Litter sizes
A scientist working with animal breading did the following experiment: He took a random sample of 6 boars (male pigs), and a random sample of 5 swine (pig) farms. At each farm 12 sows (females) were randomly picked out, and each boar was mated with 2 sows. The response was number of piglets from each sow. The data may be found in the file litter.Rdata
.
- Assume a random effects model using litter
Size
as a response (\(y\)) andFarm
andBoar
as random effects. Also include the interaction between the random effects in the model. State the model and write up all the assumptions made for the model.

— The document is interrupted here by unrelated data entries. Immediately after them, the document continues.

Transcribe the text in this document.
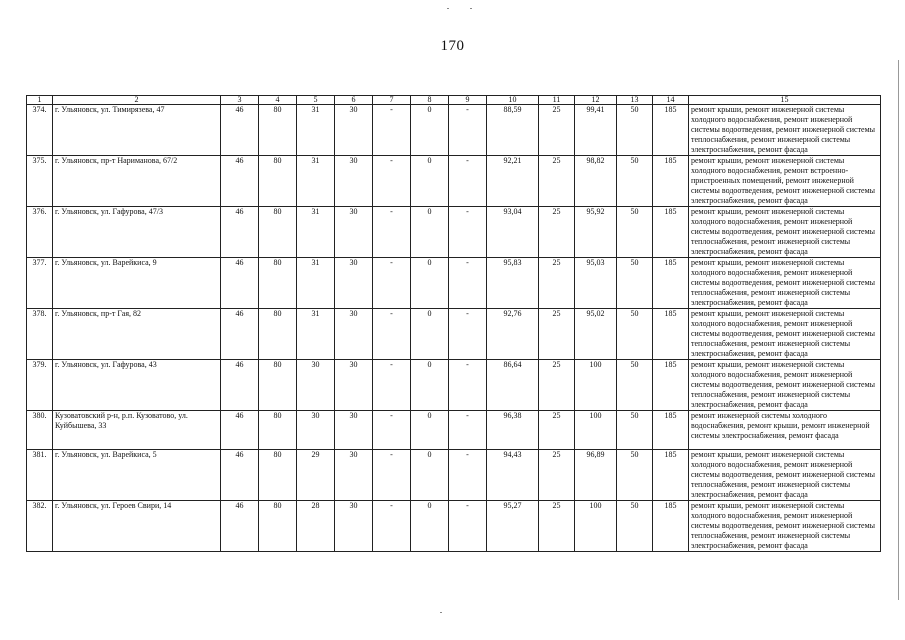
170
1	2	3	4	5	6	7	8	9	10	11	12	13	14	15
374.	г. Ульяновск, ул. Тимирязева, 47	46	80	31	30	-	0	-	88,59	25	99,41	50	185	ремонт крыши, ремонт инженерной системы холодного водоснабжения, ремонт инженерной системы водоотведения, ремонт инженерной системы теплоснабжения, ремонт инженерной системы электроснабжения, ремонт фасада
375.	г. Ульяновск, пр-т Нариманова, 67/2	46	80	31	30	-	0	-	92,21	25	98,82	50	185	ремонт крыши, ремонт инженерной системы холодного водоснабжения, ремонт встроенно-пристроенных помещений, ремонт инженерной системы водоотведения, ремонт инженерной системы электроснабжения, ремонт фасада
376.	г. Ульяновск, ул. Гафурова, 47/3	46	80	31	30	-	0	-	93,04	25	95,92	50	185	ремонт крыши, ремонт инженерной системы холодного водоснабжения, ремонт инженерной системы водоотведения, ремонт инженерной системы теплоснабжения, ремонт инженерной системы электроснабжения, ремонт фасада
377.	г. Ульяновск, ул. Варейкиса, 9	46	80	31	30	-	0	-	95,83	25	95,03	50	185	ремонт крыши, ремонт инженерной системы холодного водоснабжения, ремонт инженерной системы водоотведения, ремонт инженерной системы теплоснабжения, ремонт инженерной системы электроснабжения, ремонт фасада
378.	г. Ульяновск, пр-т Гая, 82	46	80	31	30	-	0	-	92,76	25	95,02	50	185	ремонт крыши, ремонт инженерной системы холодного водоснабжения, ремонт инженерной системы водоотведения, ремонт инженерной системы теплоснабжения, ремонт инженерной системы электроснабжения, ремонт фасада
379.	г. Ульяновск, ул. Гафурова, 43	46	80	30	30	-	0	-	86,64	25	100	50	185	ремонт крыши, ремонт инженерной системы холодного водоснабжения, ремонт инженерной системы водоотведения, ремонт инженерной системы теплоснабжения, ремонт инженерной системы электроснабжения, ремонт фасада
380.	Кузоватовский р-н, р.п. Кузоватово, ул. Куйбышева, 33	46	80	30	30	-	0	-	96,38	25	100	50	185	ремонт инженерной системы холодного водоснабжения, ремонт крыши, ремонт инженерной системы электроснабжения, ремонт фасада
381.	г. Ульяновск, ул. Варейкиса, 5	46	80	29	30	-	0	-	94,43	25	96,89	50	185	ремонт крыши, ремонт инженерной системы холодного водоснабжения, ремонт инженерной системы водоотведения, ремонт инженерной системы теплоснабжения, ремонт инженерной системы электроснабжения, ремонт фасада
382.	г. Ульяновск, ул. Героев Свири, 14	46	80	28	30	-	0	-	95,27	25	100	50	185	ремонт крыши, ремонт инженерной системы холодного водоснабжения, ремонт инженерной системы водоотведения, ремонт инженерной системы теплоснабжения, ремонт инженерной системы электроснабжения, ремонт фасада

- Assume a random effects model using litter
We assume the random effects model:
\[y_{ijk} = \mu + \alpha_i + \beta_j + \alpha\beta_{ij} + \epsilon_{ijk}\]
with Farm levels \(i=1,...,5\), Boar levels \(j=1,...,b\) and replicates (sows) \(k = 1,2\).
where
\[\alpha_i \sim N(0, \sigma_{\alpha}^2)\]
\[\beta_j \sim N(0, \sigma_{\beta}^2)\]
\[\alpha\beta_{ij} \sim N(0, \sigma_{\alpha\beta}^2)\]
\[\epsilon_{ij} \sim N(0, \sigma^2)\]
Further we assume that all random effects are independent of each other.
- Express the total theoretical variance of \(y_{ijk}\) (where \(i=1,...,6\), \(j=1,...,5\) and \(k=1,2\)) in terms of the variance components of all random effects in the model. It may be shown that the theoretical correlation between any two litter sizes from the same Boar and within the same Farm is \(\sigma_{\alpha}^2 + \sigma_{\beta}^2 + \sigma_{\alpha\beta}^2\) where the variance components belong to the Herd-effect, the Boar-effect and their interaction, respectively. How can we express the correlation between such two observations?
\[\text{var}(y_{ijk}) = \text{var}(\mu + \alpha_i + \beta_j + \alpha\beta_{ij} + \epsilon_{ijk}) = \sigma_{\alpha}^2 + \sigma_{\beta}^2 + \sigma_{\alpha\beta}^2 + \sigma^2\]
This means that the correlation between the litter sizes of two sows (\(k\) and \(l\)) from the same farm and mated with the same boar is \[\text{cor}(y_{ijk}, y_{ijl})=\frac{\text{cov}(y_{ijk}, y_{ijl})}{\sqrt{\text{var}(y_{ijk})}\sqrt{\text{var}(y_{ijl})}} = \frac{\sigma_{\alpha}^2 + \sigma_{\beta}^2 + \sigma_{\alpha\beta}^2}{\sigma_{\alpha}^2 + \sigma_{\beta}^2 + \sigma_{\alpha\beta}^2 + \sigma^2}\]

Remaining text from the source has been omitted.